Implications of the simulation outcomes

Our results indicate that rotating cultivars with a number of single (S2 and S3) or stacked resistance genes (S4) may significantly delay the build-up of pathogen populations to damaging levels. The potential downside of rotation strategies is the selection of super-virulent pathogen strains. Even though we found cases where virulence alleles were completely eliminated (e.g. S4, Figs. 37 and S2–S4, Figs. 56), in reality, the reintroduction of virulence alleles through mutation and spatial dispersal from adjacent fields means that elimination is unlikely, and eventual emergence of a super-virulent strain is highly likely. Therefore, consideration should always be given to combining resistant cultivar rotations with additional crop management practices such as: i) one or more applications of pesticides; ii) adjusting the timing of sowing; iii) by spatial arrangement of crops; iv) by making tactical planting decisions based on weather conditions; and v) by strategies of rotation with alternative/non-host crops10,31,61. Nonetheless, the amount of time until the super-virulent strain causes populations to rise to damaging levels may be great enough, such that rotation of cultivars of the same crop is a viable strategy by itself; depending on the economics of the crop in question, and the availability of alternative/non-host crops.
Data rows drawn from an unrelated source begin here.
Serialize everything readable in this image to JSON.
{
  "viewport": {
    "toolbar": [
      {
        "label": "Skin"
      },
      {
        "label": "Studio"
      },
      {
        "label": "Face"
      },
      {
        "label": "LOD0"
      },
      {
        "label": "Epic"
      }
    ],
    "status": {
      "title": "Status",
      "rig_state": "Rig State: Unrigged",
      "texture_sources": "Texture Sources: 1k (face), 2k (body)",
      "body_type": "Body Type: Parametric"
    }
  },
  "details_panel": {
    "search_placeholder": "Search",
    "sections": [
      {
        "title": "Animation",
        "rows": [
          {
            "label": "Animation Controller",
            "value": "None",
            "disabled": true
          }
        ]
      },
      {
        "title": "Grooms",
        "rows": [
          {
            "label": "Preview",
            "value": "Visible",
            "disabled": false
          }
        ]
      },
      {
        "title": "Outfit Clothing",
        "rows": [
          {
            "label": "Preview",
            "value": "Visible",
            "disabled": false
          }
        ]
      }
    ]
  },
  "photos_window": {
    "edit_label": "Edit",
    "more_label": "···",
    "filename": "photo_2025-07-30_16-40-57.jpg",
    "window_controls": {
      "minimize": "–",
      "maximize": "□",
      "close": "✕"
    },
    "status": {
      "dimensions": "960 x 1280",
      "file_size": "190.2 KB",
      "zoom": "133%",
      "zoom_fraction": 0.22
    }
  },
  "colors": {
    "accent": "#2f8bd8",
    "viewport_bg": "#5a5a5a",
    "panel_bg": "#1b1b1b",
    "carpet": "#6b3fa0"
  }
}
We expect that current and future versions of the model will prove useful for predicting rotation strategies’ capacity to negate or at least halt resistance circumvention by pathogens in crop cultivars, and therefore minimise yield losses and maximise crop profitability. The model is general enough that it can be applied to identifying general strategies across a wide range of pathogens-crops combinations as well as management strategies without major modifications. We hope that this will help prevent or at least delay the collapses of major gene host resistances in cropping systens.